Execute SQL queries on Databricks SQL endpoints with support for multiple data formats and bulk operations.

# Execute SQL query with results export
sql_task = DatabricksSqlOperator(
    task_id='run_analytics_query',
    sql="""
        SELECT customer_id, COUNT(*) as order_count
        FROM orders 
        WHERE order_date = '{{ ds }}'
        GROUP BY customer_id
    """,
    databricks_conn_id='databricks_sql',
    output_path='/tmp/daily_analytics_{{ ds }}.csv',
    output_format='csv'
)

Learn more: SQL Operations

3. Repository Management

Manage Git repositories in Databricks Repos for version-controlled notebook and code deployment.
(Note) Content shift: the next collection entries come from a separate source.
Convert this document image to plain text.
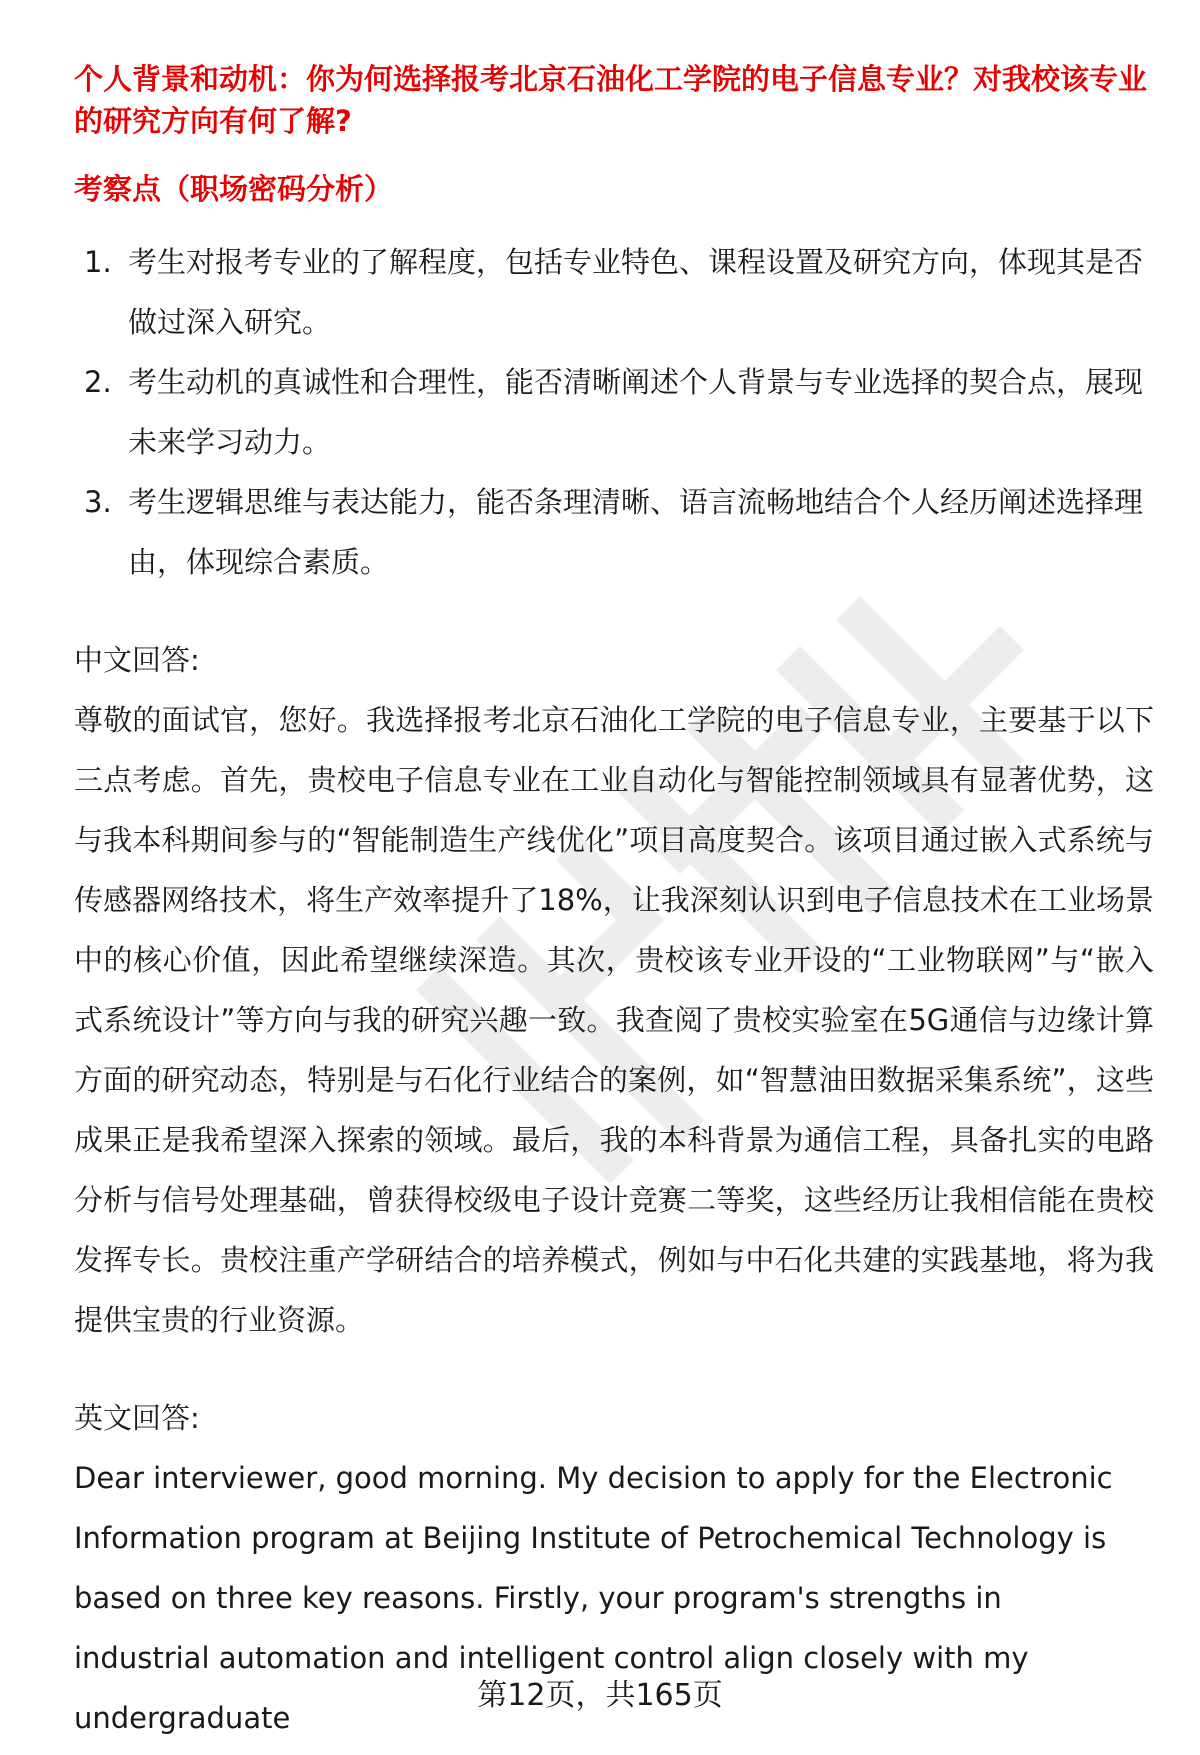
个人背景和动机：你为何选择报考北京石油化工学院的电子信息专业？对我校该专业的研究方向有何了解?

考察点（职场密码分析）

1. 考生对报考专业的了解程度，包括专业特色、课程设置及研究方向，体现其是否做过深入研究。
2. 考生动机的真诚性和合理性，能否清晰阐述个人背景与专业选择的契合点，展现未来学习动力。
3. 考生逻辑思维与表达能力，能否条理清晰、语言流畅地结合个人经历阐述选择理由，体现综合素质。

中文回答:

尊敬的面试官，您好。我选择报考北京石油化工学院的电子信息专业，主要基于以下三点考虑。首先，贵校电子信息专业在工业自动化与智能控制领域具有显著优势，这与我本科期间参与的“智能制造生产线优化”项目高度契合。该项目通过嵌入式系统与传感器网络技术，将生产效率提升了18%，让我深刻认识到电子信息技术在工业场景中的核心价值，因此希望继续深造。其次，贵校该专业开设的“工业物联网”与“嵌入式系统设计”等方向与我的研究兴趣一致。我查阅了贵校实验室在5G通信与边缘计算方面的研究动态，特别是与石化行业结合的案例，如“智慧油田数据采集系统”，这些成果正是我希望深入探索的领域。最后，我的本科背景为通信工程，具备扎实的电路分析与信号处理基础，曾获得校级电子设计竞赛二等奖，这些经历让我相信能在贵校发挥专长。贵校注重产学研结合的培养模式，例如与中石化共建的实践基地，将为我提供宝贵的行业资源。

英文回答:

Dear interviewer, good morning. My decision to apply for the Electronic Information program at Beijing Institute of Petrochemical Technology is based on three key reasons. Firstly, your program's strengths in industrial automation and intelligent control align closely with my undergraduate

第12页，共165页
# Create and update repository for notebook deployment
create_repo = DatabricksReposCreateOperator(
    task_id='create_analytics_repo',
    git_url='https://github.com/company/analytics-notebooks.git',
    repo_path='/Repos/production/analytics'
)

Learn more: Repository Management

4. Workflow Orchestration

Create complex multi-task workflows that run as coordinated Databricks jobs with dependency management.

# Define workflow with multiple dependent tasks
with DatabricksWorkflowTaskGroup(group_id='data_pipeline') as workflow:
    extract_task = DatabricksTaskOperator(
        task_id='extract_data',
        task_config={
            'notebook_task': {
                'notebook_path': '/pipelines/extract',
                'base_parameters': {'date': '{{ ds }}'}
            }
        }
    )

Learn more: Workflow Orchestration

5. Connection & Authentication

Flexible authentication methods including personal access tokens, Azure AD, and service principal authentication.
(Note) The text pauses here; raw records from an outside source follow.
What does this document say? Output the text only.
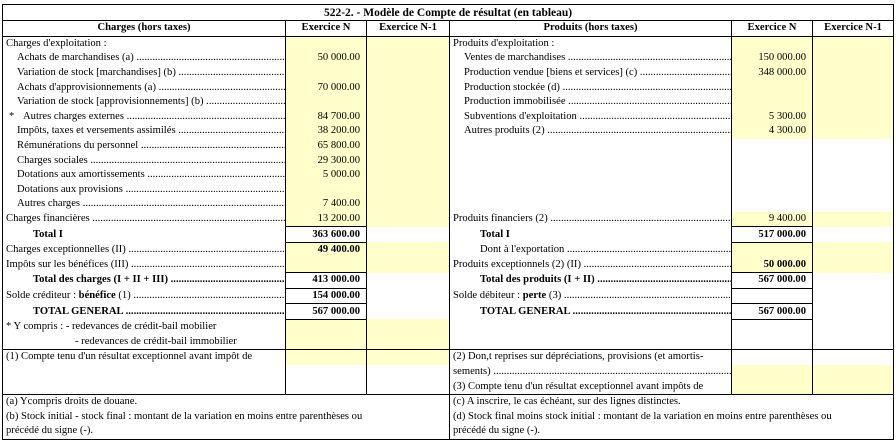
522-2. - Modèle de Compte de résultat (en tableau)					
Charges (hors taxes)	Exercice N	Exercice N-1	Produits (hors taxes)	Exercice N	Exercice N-1
Charges d'exploitation :			Produits d'exploitation :		
Achats de marchandises (a) .....	50 000.00		Ventes de marchandises .....	150 000.00	
Variation de stock [marchandises] (b) .....			Production vendue [biens et services] (c) .....	348 000.00	
Achats d'approvisionnements (a) .....	70 000.00		Production stockée (d) .....		
Variation de stock [approvisionnements] (b) .....			Production immobilisée .....		
* Autres charges externes .....	84 700.00		Subventions d'exploitation .....	5 300.00	
Impôts, taxes et versements assimilés .....	38 200.00		Autres produits (2) .....	4 300.00	
Rémunérations du personnel .....	65 800.00				
Charges sociales .....	29 300.00				
Dotations aux amortissements .....	5 000.00				
Dotations aux provisions .....					
Autres charges .....	7 400.00				
Charges financières .....	13 200.00		Produits financiers (2) .....	9 400.00	
Total I	363 600.00		Total I	517 000.00	
Charges exceptionnelles (II) .....	49 400.00		Dont à l'exportation .....		
Impôts sur les bénéfices (III) .....			Produits exceptionnels (2) (II) .....	50 000.00	
Total des charges (I + II + III) .....	413 000.00		Total des produits (I + II) .....	567 000.00	
Solde créditeur : bénéfice (1) .....	154 000.00		Solde débiteur : perte (3) .....		
TOTAL GENERAL .....	567 000.00		TOTAL GENERAL .....	567 000.00	
* Y compris : - redevances de crédit-bail mobilier					
- redevances de crédit-bail immobilier					
(1) Compte tenu d'un résultat exceptionnel avant impôt de			(2) Don,t reprises sur dépréciations, provisions (et amortis-		
			sements) .....		
			(3) Compte tenu d'un résultat exceptionnel avant impôts de		
(a) Ycompris droits de douane.			(c) A inscrire, le cas échéant, sur des lignes distinctes.		
(b) Stock initial - stock final : montant de la variation en moins entre parenthèses ou			(d) Stock final moins stock initial : montant de la variation en moins entre parenthèses ou		
précédé du signe (-).			précédé du signe (-).		
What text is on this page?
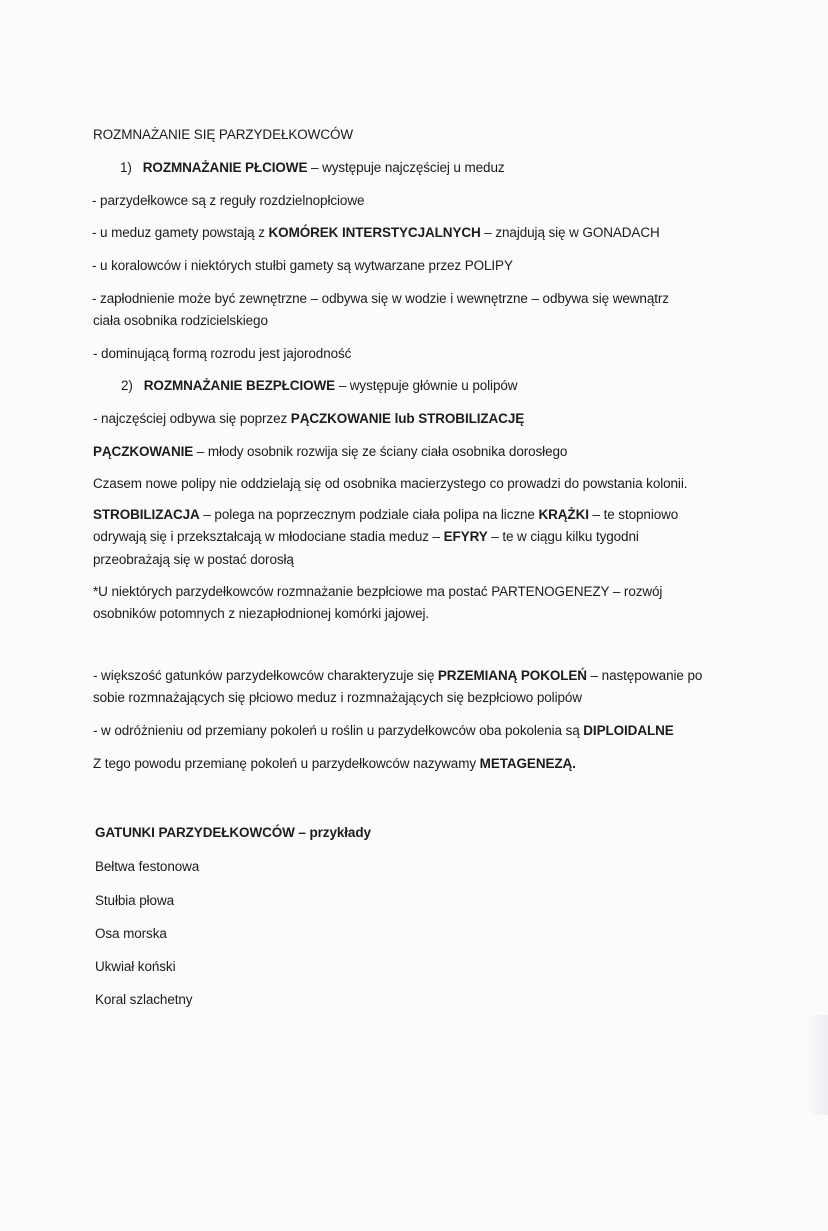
ROZMNAŻANIE SIĘ PARZYDEŁKOWCÓW
1) ROZMNAŻANIE PŁCIOWE – występuje najczęściej u meduz
- parzydełkowce są z reguły rozdzielnopłciowe
- u meduz gamety powstają z KOMÓREK INTERSTYCJALNYCH – znajdują się w GONADACH
- u koralowców i niektórych stułbi gamety są wytwarzane przez POLIPY
- zapłodnienie może być zewnętrzne – odbywa się w wodzie i wewnętrzne – odbywa się wewnątrz
ciała osobnika rodzicielskiego
- dominującą formą rozrodu jest jajorodność
2) ROZMNAŻANIE BEZPŁCIOWE – występuje głównie u polipów
- najczęściej odbywa się poprzez PĄCZKOWANIE lub STROBILIZACJĘ
PĄCZKOWANIE – młody osobnik rozwija się ze ściany ciała osobnika dorosłego
Czasem nowe polipy nie oddzielają się od osobnika macierzystego co prowadzi do powstania kolonii.
STROBILIZACJA – polega na poprzecznym podziale ciała polipa na liczne KRĄŻKI – te stopniowo
odrywają się i przekształcają w młodociane stadia meduz – EFYRY – te w ciągu kilku tygodni
przeobrażają się w postać dorosłą
*U niektórych parzydełkowców rozmnażanie bezpłciowe ma postać PARTENOGENEZY – rozwój
osobników potomnych z niezapłodnionej komórki jajowej.
- większość gatunków parzydełkowców charakteryzuje się PRZEMIANĄ POKOLEŃ – następowanie po
sobie rozmnażających się płciowo meduz i rozmnażających się bezpłciowo polipów
- w odróżnieniu od przemiany pokoleń u roślin u parzydełkowców oba pokolenia są DIPLOIDALNE
Z tego powodu przemianę pokoleń u parzydełkowców nazywamy METAGENEZĄ.
GATUNKI PARZYDEŁKOWCÓW – przykłady
Bełtwa festonowa
Stułbia płowa
Osa morska
Ukwiał koński
Koral szlachetny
# Custom hook usage with specific connection settings
hook = DatabricksHook(
    databricks_conn_id='databricks_production',
    timeout_seconds=3600,
    retry_limit=3
)
run_result = hook.submit_run(job_config)

Learn more: Connection & Authentication

6. Monitoring & Sensing

Monitor job completion, data availability, and query results with support for deferrable execution.
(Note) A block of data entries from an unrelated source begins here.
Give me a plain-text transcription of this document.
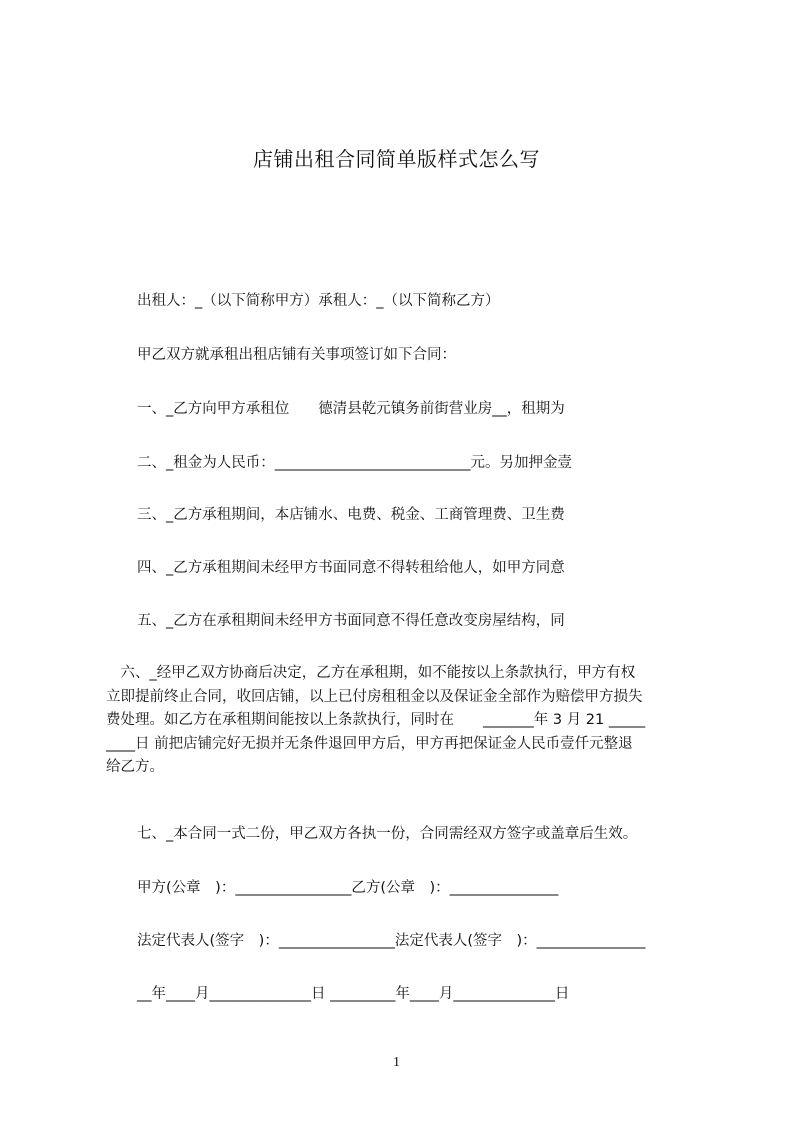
店铺出租合同简单版样式怎么写
出租人：_（以下简称甲方）承租人：_（以下简称乙方）
甲乙双方就承租出租店铺有关事项签订如下合同：
一、_乙方向甲方承租位　　德清县乾元镇务前街营业房__，租期为
二、_租金为人民币：___________________________元。另加押金壹
三、_乙方承租期间，本店铺水、电费、税金、工商管理费、卫生费
四、_乙方承租期间未经甲方书面同意不得转租给他人，如甲方同意
五、_乙方在承租期间未经甲方书面同意不得任意改变房屋结构，同
　六、_经甲乙双方协商后决定，乙方在承租期，如不能按以上条款执行，甲方有权
立即提前终止合同，收回店铺，以上已付房租租金以及保证金全部作为赔偿甲方损失
费处理。如乙方在承租期间能按以上条款执行，同时在　　_______年 3 月 21 _____
____日 前把店铺完好无损并无条件退回甲方后，甲方再把保证金人民币壹仟元整退
给乙方。
七、_本合同一式二份，甲乙双方各执一份，合同需经双方签字或盖章后生效。
甲方(公章　)：________________乙方(公章　)：_______________
法定代表人(签字　)：________________法定代表人(签字　)：_______________
__年____月______________日 _________年____月______________日
1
# Monitor job completion with sensor
job_sensor = DatabricksSensor(
    task_id='wait_for_job_completion',
    run_id="{{ task_instance.xcom_pull(task_ids='submit_job', key='run_id') }}",
    databricks_conn_id='databricks_default',
    deferrable=True
)

Learn more: Monitoring & Sensing

Key Features

  • Deferrable Execution: All operators support async/deferrable mode for improved resource efficiency
  • Template Support: Comprehensive Jinja2 templating for dynamic parameter configuration
  • XCom Integration: Automatic XCom pushing for run IDs, job URLs, and query results
  • Error Handling: Robust error parsing and retry mechanisms with configurable timeouts
  • Multi-Format Support: CSV, JSON, and Parquet output formats for query results
  • Resource Management: Automatic cluster management with support for job clusters and existing clusters
  • OpenLineage Integration: Built-in data lineage tracking for data governance
  • UI Integration: Direct links to Databricks job runs and workflows from Airflow UI

Getting Started

  1. Install the provider: pip install apache-airflow-providers-databricks
  2. Configure connection: Set up Databricks connection in Airflow with your workspace URL and authentication
  3. Choose your use case: Start with the relevant capability guide above
  4. Build incrementally: Begin with simple operations and expand to complex workflows

The Databricks provider enables you to leverage the full power of Databricks within your Airflow orchestration, from simple notebook execution to complex multi-stage data processing pipelines.